I have been working on my strategic and tactical study plan for these next four courses. What does that mean, exactly? Well, I want to be sure to accomplish personal and professional goals and also pass my courses with higher marks than my 2013 results. That’s the strategic part. I also want monitor weekly and monthly progress through each module, and be certain to master things like jargon and details specific to individual courses. That’s the tactical component.
It’s been a busy week, with another trip to the edge of the Everglades. Business travel and competing responsibilities sometimes encroach on my precious study time. The year ahead looks like it is getting a bit busier professionally. Although it would be absolutely fabulous to have only my classes to concentrate on in the last year of my degree it is helpful to look ahead and plan how professional or personal interests might intersect with studying. I’ll be spending more time in the library for my work projects, which is a very helpful coincidence. I will also be doing a lot more writing professionally which is a welcome way to develop writing skills. But doing more does not necessarily mean doing it all well or that doing more work will be a pleasant experience.

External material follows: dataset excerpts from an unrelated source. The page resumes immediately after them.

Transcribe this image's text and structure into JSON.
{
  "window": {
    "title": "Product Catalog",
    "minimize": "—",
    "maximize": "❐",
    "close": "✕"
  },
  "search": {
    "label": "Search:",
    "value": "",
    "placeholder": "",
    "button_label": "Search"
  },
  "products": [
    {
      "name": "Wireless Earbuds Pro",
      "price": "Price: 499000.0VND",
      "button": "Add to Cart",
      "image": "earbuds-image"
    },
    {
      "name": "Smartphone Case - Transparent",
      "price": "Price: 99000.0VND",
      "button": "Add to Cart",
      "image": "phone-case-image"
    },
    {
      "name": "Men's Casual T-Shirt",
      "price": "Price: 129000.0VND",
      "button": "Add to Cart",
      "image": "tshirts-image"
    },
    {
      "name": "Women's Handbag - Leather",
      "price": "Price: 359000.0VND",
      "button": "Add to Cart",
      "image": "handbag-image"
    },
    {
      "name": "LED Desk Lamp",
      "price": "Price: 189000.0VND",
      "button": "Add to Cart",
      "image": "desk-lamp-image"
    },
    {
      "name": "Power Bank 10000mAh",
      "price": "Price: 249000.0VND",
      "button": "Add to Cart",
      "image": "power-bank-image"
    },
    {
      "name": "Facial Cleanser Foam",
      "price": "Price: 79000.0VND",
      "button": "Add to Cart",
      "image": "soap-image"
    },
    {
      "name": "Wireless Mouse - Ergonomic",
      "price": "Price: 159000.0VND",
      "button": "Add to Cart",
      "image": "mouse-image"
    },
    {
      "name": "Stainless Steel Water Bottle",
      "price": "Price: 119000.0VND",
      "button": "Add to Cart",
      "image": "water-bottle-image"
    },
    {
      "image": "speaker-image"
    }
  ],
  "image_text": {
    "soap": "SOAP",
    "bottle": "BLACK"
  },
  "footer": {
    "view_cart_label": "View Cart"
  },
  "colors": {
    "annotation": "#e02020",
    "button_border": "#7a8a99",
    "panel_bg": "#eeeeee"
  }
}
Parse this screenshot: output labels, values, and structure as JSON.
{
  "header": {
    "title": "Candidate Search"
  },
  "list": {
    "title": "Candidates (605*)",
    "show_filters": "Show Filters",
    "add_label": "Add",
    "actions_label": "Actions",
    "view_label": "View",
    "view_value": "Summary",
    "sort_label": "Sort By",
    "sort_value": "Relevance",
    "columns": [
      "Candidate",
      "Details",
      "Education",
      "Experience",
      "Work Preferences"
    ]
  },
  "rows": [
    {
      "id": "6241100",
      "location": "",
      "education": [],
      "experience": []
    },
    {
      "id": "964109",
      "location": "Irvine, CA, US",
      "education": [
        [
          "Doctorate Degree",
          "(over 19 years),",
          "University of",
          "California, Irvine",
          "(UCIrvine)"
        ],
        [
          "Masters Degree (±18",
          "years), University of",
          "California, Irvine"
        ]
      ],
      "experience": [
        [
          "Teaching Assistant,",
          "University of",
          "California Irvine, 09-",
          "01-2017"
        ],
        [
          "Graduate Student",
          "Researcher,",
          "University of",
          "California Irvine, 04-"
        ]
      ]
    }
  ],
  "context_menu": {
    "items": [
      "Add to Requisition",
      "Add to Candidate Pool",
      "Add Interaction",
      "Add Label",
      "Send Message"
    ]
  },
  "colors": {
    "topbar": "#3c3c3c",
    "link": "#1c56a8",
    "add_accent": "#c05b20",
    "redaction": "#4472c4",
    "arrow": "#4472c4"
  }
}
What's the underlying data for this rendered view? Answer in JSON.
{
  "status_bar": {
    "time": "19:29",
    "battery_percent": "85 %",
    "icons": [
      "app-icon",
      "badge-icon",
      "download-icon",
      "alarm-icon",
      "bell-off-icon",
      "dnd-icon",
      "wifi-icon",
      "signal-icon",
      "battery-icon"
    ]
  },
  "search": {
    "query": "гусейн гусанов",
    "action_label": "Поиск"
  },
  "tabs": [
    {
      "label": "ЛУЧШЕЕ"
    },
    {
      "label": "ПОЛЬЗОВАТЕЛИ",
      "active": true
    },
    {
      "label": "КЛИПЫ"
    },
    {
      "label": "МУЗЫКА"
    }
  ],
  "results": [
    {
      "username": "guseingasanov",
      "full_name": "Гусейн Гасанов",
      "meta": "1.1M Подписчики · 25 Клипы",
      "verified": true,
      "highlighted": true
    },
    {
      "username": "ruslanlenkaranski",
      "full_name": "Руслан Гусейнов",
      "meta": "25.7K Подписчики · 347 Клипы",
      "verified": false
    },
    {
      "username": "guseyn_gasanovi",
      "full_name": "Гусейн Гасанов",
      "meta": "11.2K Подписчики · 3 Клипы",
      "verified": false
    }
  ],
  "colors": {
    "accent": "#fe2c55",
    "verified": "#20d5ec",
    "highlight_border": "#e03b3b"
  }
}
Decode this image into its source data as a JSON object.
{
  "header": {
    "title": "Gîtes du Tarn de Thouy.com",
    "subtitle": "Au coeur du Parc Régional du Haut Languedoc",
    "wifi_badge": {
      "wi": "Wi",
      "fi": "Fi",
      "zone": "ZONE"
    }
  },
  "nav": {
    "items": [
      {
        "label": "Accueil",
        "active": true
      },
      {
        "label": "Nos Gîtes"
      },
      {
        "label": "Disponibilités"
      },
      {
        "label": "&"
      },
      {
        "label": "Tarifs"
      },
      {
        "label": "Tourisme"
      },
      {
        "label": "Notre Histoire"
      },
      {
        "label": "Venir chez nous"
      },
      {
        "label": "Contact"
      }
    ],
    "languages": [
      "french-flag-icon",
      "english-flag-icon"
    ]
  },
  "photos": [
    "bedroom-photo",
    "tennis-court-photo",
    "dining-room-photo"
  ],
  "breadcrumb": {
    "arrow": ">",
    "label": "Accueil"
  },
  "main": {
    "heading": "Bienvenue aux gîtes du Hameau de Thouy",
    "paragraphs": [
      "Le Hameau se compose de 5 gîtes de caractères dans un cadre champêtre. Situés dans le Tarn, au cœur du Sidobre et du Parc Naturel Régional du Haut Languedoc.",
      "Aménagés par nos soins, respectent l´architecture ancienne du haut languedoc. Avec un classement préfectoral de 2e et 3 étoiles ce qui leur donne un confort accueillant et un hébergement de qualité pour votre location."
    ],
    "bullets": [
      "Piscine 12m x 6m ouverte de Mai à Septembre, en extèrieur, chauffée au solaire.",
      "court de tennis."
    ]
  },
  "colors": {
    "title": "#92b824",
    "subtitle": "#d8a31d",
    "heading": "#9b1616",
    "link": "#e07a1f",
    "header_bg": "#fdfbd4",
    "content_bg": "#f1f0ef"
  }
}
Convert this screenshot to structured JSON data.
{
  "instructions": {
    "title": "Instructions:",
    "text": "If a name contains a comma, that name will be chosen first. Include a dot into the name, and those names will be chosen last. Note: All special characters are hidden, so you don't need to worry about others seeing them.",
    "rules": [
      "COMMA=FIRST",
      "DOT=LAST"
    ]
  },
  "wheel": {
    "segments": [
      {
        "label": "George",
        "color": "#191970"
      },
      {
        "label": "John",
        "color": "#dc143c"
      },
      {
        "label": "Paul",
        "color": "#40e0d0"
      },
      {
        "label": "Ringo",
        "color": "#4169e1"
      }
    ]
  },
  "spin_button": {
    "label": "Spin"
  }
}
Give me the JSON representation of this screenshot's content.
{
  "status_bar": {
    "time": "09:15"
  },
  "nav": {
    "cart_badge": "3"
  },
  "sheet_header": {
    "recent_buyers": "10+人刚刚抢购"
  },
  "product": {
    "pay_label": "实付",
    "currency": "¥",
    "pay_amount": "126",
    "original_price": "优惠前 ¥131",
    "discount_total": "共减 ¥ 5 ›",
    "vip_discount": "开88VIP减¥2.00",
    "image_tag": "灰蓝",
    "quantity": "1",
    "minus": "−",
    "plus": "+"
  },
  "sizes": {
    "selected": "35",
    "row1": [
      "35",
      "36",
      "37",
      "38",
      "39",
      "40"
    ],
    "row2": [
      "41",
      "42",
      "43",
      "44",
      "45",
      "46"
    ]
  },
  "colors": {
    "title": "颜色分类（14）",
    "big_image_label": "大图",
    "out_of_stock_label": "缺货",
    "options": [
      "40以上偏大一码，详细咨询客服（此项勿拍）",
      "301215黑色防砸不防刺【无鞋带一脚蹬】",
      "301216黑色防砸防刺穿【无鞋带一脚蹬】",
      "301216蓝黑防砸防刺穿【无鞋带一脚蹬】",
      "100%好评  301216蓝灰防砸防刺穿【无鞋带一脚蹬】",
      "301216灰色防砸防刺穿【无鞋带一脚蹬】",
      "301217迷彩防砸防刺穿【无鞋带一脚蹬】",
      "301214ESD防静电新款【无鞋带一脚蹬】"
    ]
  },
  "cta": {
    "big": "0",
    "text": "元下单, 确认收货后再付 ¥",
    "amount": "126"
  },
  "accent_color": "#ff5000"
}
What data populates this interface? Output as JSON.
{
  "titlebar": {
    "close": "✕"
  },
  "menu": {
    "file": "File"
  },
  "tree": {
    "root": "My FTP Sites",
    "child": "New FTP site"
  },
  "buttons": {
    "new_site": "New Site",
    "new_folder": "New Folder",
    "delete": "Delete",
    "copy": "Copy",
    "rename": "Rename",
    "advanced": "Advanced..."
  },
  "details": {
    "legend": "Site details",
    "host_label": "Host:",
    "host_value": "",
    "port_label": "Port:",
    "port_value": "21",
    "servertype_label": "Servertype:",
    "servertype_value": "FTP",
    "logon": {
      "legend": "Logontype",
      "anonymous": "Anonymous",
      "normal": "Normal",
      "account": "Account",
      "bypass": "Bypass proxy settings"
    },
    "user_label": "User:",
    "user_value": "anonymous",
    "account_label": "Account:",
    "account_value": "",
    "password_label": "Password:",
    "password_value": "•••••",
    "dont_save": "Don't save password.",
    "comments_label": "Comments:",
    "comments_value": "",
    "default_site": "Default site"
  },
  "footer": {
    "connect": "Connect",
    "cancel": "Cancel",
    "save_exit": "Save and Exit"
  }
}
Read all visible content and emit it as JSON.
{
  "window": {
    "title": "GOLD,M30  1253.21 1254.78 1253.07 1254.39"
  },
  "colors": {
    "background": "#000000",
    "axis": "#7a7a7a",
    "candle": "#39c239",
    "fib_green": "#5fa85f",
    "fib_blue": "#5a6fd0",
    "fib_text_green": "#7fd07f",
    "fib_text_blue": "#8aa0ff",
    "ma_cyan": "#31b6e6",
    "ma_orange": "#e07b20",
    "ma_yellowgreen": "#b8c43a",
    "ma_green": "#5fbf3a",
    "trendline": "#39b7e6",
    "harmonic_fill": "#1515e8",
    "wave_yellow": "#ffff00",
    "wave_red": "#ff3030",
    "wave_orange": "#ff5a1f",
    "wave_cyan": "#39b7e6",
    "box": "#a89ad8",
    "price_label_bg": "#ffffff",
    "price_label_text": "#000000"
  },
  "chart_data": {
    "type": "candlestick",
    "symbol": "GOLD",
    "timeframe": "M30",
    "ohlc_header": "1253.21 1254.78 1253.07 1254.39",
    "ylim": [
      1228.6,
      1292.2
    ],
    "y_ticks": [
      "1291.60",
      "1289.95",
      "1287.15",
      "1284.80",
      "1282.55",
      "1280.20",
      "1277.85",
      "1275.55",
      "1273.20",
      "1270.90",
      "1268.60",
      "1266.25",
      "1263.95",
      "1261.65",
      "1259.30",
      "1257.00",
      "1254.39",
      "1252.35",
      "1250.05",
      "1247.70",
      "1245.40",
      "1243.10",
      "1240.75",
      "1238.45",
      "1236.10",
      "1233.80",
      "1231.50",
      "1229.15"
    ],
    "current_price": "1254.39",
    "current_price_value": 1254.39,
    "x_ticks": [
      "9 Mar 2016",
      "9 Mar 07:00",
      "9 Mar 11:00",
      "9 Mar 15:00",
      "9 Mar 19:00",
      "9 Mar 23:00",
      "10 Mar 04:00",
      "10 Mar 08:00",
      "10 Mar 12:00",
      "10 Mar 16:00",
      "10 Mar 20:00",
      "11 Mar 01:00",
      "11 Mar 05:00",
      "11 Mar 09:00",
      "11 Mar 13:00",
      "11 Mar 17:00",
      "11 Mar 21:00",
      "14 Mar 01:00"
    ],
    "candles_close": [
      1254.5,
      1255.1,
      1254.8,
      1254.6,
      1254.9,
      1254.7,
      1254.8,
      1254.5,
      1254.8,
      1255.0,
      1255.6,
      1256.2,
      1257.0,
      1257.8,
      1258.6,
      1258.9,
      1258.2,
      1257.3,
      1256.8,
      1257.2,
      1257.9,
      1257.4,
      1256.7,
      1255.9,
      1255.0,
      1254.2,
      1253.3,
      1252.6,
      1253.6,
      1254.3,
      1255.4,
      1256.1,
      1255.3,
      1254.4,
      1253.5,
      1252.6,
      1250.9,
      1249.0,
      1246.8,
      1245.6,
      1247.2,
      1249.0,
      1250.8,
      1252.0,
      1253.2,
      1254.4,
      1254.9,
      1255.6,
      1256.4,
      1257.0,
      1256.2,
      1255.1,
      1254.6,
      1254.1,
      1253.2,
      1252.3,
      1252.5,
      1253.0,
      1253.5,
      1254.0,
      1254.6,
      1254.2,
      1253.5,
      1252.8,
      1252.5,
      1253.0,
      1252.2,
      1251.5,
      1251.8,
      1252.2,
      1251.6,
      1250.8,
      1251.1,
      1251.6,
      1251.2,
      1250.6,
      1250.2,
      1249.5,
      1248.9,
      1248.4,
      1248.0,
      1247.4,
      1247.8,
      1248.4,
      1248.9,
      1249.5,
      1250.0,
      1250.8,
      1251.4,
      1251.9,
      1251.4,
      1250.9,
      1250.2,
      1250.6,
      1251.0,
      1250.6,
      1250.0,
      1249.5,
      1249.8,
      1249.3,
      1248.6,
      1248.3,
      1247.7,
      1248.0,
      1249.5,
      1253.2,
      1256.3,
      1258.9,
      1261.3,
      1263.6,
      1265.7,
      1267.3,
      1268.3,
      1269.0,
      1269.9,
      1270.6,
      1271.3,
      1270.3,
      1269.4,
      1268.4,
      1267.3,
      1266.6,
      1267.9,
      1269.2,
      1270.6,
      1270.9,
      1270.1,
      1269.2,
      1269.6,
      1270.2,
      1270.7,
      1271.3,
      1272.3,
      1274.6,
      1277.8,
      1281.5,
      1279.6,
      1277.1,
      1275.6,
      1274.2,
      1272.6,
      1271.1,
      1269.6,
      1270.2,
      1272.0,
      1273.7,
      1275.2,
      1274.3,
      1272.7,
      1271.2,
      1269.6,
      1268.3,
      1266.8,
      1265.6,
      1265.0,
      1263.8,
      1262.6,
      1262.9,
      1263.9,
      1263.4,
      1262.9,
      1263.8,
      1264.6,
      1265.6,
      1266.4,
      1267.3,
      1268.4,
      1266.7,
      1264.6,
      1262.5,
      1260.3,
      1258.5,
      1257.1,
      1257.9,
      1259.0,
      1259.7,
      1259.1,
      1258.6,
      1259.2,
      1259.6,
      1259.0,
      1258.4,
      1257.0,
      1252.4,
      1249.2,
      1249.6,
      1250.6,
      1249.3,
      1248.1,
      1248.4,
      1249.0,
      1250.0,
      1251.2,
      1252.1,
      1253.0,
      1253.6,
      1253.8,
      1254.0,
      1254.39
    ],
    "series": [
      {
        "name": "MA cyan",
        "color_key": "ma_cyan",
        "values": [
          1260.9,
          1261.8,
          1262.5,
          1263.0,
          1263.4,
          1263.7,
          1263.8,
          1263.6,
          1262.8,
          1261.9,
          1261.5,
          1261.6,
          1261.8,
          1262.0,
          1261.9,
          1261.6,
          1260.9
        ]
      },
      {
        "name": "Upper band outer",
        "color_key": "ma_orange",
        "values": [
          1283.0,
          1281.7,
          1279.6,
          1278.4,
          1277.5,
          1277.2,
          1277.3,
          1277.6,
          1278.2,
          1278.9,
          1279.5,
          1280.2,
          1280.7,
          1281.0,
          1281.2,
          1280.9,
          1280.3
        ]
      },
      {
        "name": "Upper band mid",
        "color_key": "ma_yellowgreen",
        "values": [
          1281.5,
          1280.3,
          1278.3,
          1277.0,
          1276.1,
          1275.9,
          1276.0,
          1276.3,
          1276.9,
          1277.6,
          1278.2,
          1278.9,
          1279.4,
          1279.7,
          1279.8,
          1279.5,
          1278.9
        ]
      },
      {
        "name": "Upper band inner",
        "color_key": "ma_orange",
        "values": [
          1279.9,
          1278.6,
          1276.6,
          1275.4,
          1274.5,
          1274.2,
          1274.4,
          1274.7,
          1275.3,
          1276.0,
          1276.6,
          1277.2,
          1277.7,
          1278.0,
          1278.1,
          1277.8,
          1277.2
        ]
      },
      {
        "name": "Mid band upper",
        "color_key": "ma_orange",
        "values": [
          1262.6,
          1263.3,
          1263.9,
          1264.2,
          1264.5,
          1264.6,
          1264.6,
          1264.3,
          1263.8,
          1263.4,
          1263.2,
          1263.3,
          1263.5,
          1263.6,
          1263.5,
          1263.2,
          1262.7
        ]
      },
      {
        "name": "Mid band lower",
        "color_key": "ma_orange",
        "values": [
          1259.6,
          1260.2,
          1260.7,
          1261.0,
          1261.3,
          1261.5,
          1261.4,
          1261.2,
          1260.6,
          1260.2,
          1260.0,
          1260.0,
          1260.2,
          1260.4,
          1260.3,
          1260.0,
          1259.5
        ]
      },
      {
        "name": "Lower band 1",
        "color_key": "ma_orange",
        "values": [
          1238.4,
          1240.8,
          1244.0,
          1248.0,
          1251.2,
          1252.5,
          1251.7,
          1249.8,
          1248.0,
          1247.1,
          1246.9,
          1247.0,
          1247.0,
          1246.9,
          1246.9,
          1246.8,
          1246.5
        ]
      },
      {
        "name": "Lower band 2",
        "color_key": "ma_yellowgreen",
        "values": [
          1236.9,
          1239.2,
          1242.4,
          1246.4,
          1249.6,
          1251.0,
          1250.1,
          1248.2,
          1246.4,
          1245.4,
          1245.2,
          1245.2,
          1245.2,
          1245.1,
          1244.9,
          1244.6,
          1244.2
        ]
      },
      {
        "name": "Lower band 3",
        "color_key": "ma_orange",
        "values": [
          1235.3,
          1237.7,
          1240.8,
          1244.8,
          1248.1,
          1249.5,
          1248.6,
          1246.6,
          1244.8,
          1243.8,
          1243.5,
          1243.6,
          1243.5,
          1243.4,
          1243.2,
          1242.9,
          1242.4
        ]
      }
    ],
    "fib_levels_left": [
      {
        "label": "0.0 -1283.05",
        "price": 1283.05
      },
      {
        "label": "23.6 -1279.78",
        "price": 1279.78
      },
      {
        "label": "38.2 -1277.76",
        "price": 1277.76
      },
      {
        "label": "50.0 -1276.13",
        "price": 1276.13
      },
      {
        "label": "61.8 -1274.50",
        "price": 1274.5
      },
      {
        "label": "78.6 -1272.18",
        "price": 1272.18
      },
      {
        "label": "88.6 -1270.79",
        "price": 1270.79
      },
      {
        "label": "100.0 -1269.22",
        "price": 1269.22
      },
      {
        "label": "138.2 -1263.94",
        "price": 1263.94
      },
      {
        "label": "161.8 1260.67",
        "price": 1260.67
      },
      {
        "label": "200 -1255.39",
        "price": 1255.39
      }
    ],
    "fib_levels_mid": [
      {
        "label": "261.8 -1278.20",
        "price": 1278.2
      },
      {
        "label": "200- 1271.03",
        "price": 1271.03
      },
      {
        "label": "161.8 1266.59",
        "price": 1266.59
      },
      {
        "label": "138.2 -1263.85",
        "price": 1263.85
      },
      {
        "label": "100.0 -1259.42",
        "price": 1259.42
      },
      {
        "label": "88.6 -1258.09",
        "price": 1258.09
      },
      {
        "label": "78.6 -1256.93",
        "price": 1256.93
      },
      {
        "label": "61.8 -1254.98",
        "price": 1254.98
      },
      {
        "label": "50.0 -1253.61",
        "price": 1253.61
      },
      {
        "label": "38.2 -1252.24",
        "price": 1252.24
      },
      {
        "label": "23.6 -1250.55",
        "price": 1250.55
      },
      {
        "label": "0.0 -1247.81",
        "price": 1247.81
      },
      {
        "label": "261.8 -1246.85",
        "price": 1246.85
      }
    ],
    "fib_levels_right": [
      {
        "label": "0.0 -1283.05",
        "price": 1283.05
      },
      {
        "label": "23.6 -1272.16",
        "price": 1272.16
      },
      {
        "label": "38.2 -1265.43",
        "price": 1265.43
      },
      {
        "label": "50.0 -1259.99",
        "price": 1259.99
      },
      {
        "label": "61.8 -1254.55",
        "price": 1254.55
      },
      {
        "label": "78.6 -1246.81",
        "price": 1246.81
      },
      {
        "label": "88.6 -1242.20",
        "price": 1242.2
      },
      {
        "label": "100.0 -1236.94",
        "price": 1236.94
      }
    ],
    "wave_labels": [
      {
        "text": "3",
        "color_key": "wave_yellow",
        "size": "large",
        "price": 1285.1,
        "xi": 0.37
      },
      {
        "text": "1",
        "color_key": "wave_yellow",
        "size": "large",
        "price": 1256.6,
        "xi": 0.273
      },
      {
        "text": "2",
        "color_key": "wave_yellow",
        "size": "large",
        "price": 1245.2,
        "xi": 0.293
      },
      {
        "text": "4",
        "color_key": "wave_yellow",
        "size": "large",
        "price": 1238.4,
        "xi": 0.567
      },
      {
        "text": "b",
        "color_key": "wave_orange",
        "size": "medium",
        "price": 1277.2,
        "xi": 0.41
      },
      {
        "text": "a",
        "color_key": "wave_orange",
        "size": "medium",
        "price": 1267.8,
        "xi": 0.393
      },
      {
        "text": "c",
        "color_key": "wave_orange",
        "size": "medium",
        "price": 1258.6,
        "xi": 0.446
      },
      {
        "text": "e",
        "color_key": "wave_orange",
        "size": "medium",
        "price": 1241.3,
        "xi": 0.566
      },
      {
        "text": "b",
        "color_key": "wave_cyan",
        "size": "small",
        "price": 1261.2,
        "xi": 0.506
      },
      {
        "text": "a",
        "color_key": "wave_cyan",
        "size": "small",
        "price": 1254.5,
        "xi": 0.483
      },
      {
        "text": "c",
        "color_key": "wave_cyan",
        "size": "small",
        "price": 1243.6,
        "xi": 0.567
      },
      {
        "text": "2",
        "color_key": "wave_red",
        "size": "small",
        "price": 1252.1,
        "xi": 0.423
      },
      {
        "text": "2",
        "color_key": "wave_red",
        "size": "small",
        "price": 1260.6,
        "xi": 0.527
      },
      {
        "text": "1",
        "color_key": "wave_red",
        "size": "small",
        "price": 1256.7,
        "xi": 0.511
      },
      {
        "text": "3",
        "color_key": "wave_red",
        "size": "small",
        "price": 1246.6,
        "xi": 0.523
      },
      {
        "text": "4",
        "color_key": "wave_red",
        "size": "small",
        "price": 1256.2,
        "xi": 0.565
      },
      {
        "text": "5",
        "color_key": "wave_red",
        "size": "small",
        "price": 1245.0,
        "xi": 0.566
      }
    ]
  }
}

There is an old adage in the restaurant industry that goes something like this: You might think you have been in the restaurant business for 20 years, but in reality you have been in business for one year and then repeated the same mistakes for the next 19.’ When I set out to make a new study plan, or begin a long and complicated project, that admonition is valuable to consider. Finding a tool to help with organization, efficiency, and revision seemed like a really good idea.